Flash 15
Na aldeia todos a vêem como louca. A sogra não gosta dela.
Nunca gostou. Conta-se até que ela é a principal causadora da sua loucura.
Muita gente diz: “No seu tempo de mocidade, a tia Dolores era uma estampa de
mulher, bonita e desenxovalhada; depois que foi "enganada" pelo que é agora homem
dela, negando-se depois a casar com ela, deu em cismar, até que o cérebro se
lhe varreu, e os anos de internamento em vários hospitais psiquiátricos,
acabaram-lhe com a frescura e a jovialidade e fizeram dela o que hoje é.”
O marido é funcionário do estado e uma pessoa
respeitada por toda a gente da aldeia. Desde os seus tempos de menino que
qualquer ordem da mãe é para ser cumprida religiosa e cegamente à risca, não se
chegando a compreender se por medo se por respeito; tudo o que a mãe diz, é
para ele uma sagrada escritura. Ter casado com Dolores, foi como ter-lhe dado
uma facada no coração e ela nunca lho perdoará.
Objecto |
Hoje é domingo gordo e a sogra da Dolores prepara-se para ir
à missa. Ao descer as escadas de pedra que dão para a rua, depara-se com um
objecto de madeira, artisticamente trabalhado, encostado a um dos vãos das
escadas. “Foi aquela maldita que fez este trabalho. Um raio me parta se não
hei-de dizer ao meu filho quando chegar…” E com este pensamento a pairar-lhe no
espírito, arruma o dito objecto no curral das ovelhas e dirige-se para a
igreja. Creio não conseguir ouvir uma única palavra que o padre diz. O seu
íntimo fervilha de ódio e de impaciência; não vê a hora de contar ao filho o
que a esposa se lembrou de fazer.
Chegado do trabalho, o filho, como é habitual, antes de ir
ver a esposa e os filhos, vai visitar a mãe. Não demora mais do que cinco
minutos; é o tempo suficiente para ficar a saber da grande novidade. Colérico
e com a alma em polvorosa, dirige-se a casa onde Dolores, na sua inocência o
espera. “O que é que tu fizeste à minha mãe?” Começa por perguntar ao mesmo
tempo que lhe desfere uma bofetada na cara que quase a faz cair. “Sua vaca” e
mais uma bofetada. “Sua porca” e mais um pontapé. “Sua badalhoca” e mais um
puxão de cabelos, arrastando-a pelo corredor da casa. De nada serve ela dizer:
“Ó homem, não me batas, eu não fiz nada, juro que não fiz nada, eu seja
ceguinha, pela saúde dos nossos filhos.” Ao cabo de 10 minutos, Dolores, caída
no sobrado a um canto, já só consegue dizer: “Ai… ai…”

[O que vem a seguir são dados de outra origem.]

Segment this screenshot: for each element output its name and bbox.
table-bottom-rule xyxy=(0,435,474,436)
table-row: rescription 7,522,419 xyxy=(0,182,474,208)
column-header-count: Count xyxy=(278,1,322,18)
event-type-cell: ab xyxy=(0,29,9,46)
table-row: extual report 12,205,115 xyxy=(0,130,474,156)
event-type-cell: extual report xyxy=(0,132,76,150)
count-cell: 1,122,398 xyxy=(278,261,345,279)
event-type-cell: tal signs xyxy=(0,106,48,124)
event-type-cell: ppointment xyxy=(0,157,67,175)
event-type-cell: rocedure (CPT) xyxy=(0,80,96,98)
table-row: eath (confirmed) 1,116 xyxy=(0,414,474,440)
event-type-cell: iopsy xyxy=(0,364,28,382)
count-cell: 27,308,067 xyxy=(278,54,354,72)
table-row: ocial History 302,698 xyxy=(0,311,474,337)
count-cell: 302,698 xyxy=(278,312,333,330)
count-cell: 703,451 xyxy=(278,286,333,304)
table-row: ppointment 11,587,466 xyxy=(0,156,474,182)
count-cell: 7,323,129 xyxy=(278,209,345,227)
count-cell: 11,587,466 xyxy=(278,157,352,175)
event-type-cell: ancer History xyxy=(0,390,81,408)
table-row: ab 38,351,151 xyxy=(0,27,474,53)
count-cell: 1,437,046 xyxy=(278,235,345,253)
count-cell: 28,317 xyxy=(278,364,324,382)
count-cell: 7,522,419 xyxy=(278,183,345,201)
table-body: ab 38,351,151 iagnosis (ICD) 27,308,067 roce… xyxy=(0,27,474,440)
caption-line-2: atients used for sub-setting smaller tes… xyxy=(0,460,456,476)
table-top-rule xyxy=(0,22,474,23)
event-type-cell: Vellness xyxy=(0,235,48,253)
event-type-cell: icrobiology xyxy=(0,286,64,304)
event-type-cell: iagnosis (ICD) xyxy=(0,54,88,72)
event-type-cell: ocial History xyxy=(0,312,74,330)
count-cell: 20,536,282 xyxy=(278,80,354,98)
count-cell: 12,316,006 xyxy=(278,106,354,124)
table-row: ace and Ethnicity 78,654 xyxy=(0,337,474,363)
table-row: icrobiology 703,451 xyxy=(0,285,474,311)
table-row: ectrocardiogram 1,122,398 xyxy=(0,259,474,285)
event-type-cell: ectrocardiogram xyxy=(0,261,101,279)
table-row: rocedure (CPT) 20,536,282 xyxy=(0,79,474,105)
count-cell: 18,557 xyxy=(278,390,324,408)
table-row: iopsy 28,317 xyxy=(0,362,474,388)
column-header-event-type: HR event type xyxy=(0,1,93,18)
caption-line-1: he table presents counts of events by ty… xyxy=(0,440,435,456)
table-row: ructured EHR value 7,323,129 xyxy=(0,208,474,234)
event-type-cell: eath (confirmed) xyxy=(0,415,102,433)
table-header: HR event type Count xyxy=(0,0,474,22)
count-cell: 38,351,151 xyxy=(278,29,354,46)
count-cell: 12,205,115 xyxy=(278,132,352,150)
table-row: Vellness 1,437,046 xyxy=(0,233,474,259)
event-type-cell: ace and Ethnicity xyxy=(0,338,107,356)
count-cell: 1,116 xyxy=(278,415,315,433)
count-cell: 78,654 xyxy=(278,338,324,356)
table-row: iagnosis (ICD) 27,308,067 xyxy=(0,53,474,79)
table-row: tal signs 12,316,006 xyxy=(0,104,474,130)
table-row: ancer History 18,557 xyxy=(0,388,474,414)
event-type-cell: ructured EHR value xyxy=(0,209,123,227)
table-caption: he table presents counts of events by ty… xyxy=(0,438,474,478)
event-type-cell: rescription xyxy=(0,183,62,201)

Um dos filhos da louca desgraçada chega a casa depois deste
episódio e ao ouvir a mãe neste lamento pergunta-lhe: “O que foi?” A mãe
conta-lhe o que aconteceu e mostra-lhe o corpo repleto de nódoas negras. O
filho vai guardar esta imagem numa das gavetas inapagáveis do seu cérebro.
Epílogo
Sabe-se agora que o autor do objecto deste flash foi um garoto de 13 anos para o apresentar
como trabalho da disciplina de trabalhos manuais e que, estando no meio da rua,
para evitar parti-lo, uma pessoa que ali passava com um carro de bois, agarrou
nele e atirou-o para o vão das escadas. Paz às almas dos intervenientes.